GIT Under The Hood
Git is a version controlling system introduced by Linux development community and according to the history Git was built due to breaking down of the Linux partnership with BitKeeper (Subversion) in 2005.
An Australian engineer Andrew Tridgell who invented Samba file server was engaged in reverse engineering the BitKeeper System which violated the license agreement existed according to Larry McVoy who was the CEO of BitKeeper.
Linus Torvalds who is the principal developer of the Linux community made this as an opportunity to build a new hassle free version controlling system with resolving the frustration that they already experienced with BitKeeper. The following were the few design objectives outlined to be achieved with Git.
- A corruption free, safe-guarded, high speed and distributed system.
- Less time consuming for system patches (should be less than 3 seconds).
- Centralized and Distributed repository.
- Efficient non-linear development support.
Git Architecture
The main work-flow from developing a code on a PC to push it on to a remote git server could be depicted on the below sequence diagram.
Working Directory
Files which are created or modified on the local computer which are not considered to be added on to git are residing within the working directory.
Staging Area
Files which are ready for commit will be added on to staging area.
According to figure 2.0 which reflects staging area, feature1.txt and feature2.txt are added on to staging which are ready to commit and feature2.txt is still within the working directory.
Local Repository
This is the local Git repository of the developer. Once issue commit on a specific branch, staged files and directories will be committed on to the local-repository.
Two files which were ready to commit as per figure 2.0 are being committed on to the local repository. As per figure 3.0, the non-staged file remain without any change.
Git has the feature of checking-out specific commit and option of starting a branch out of it. The Git command git checkout <commit hash>; will checkout the state of a commit hash, and even modifications on the files could be conducted without impacting the original files in the local repository.
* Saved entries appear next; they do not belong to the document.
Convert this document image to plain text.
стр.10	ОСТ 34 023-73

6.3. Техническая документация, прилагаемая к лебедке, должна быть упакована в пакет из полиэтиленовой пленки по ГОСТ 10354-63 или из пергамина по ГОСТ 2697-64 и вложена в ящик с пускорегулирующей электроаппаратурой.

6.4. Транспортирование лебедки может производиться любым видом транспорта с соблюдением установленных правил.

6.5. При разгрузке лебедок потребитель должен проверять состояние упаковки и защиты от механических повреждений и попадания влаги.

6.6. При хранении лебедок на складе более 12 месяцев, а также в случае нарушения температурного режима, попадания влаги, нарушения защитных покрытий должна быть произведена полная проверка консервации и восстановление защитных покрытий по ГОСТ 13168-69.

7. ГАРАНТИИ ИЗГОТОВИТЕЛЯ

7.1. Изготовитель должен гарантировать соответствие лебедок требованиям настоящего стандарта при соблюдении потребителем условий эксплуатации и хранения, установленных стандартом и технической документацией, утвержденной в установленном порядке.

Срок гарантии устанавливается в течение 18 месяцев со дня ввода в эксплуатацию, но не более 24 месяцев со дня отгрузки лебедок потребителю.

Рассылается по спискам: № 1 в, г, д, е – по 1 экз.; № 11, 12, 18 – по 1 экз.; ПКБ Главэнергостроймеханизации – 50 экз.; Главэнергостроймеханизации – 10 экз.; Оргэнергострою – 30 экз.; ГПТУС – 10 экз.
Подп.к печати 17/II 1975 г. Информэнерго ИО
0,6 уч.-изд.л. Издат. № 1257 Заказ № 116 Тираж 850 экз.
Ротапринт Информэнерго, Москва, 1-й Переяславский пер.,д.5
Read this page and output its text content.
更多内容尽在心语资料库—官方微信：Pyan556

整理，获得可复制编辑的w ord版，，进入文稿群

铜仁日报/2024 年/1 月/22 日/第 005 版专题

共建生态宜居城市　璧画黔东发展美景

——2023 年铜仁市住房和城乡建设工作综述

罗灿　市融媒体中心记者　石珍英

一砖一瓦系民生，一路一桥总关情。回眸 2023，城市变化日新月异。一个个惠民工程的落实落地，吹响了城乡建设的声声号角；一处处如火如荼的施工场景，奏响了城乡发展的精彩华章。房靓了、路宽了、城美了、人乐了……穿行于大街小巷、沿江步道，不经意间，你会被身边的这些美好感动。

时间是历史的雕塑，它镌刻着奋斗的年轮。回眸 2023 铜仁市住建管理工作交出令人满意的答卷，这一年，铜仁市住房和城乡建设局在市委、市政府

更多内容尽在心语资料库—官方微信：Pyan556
If new branch is not created with the changes made changes will get destroyed once switch on to another branch.
As per figure 4.0, the HEAD is on a commit hash where the commands will execute on.
Referred to figure 5.0; let’s create a new file and commit it on to the current branch and this change will retain until a new branch is created with the changes.
Branch featureX is created with the changes made over the detached HEAD at commit hash as per figure — 6.1.
The parent branch could be continued separately or deleted if not required. Let’s delete the existing master branch and rename the new featureX as the master branch.
Force delete the branch with ‘D’ argument to force, and in the event of that everything should be merged prior to delete use argument ‘d’.
Git Objects
Git is a giant object graph where the objects are being linked with pointers. There are three main objects in Git such as;
Commit — A pointer to a tree of changes on files which is tracked along with some meta data such as the author, comment, change type etc. Branches and Tags are references which always point to a Commit object.
Tree — A pointer or collection of pointers linking to a Blob or to another Tree of changes.
Blob — Binary Large OBject; The actual file resides on the disk which is instantiated.
As per figure 9.0; changes on branch will be carried out by a particular Commit object via the HEAD pointer which will point on a particular branch at a time. Each commit will be pointing to a Tree object and it will be aware of the blob object(s) which should get change based on the request.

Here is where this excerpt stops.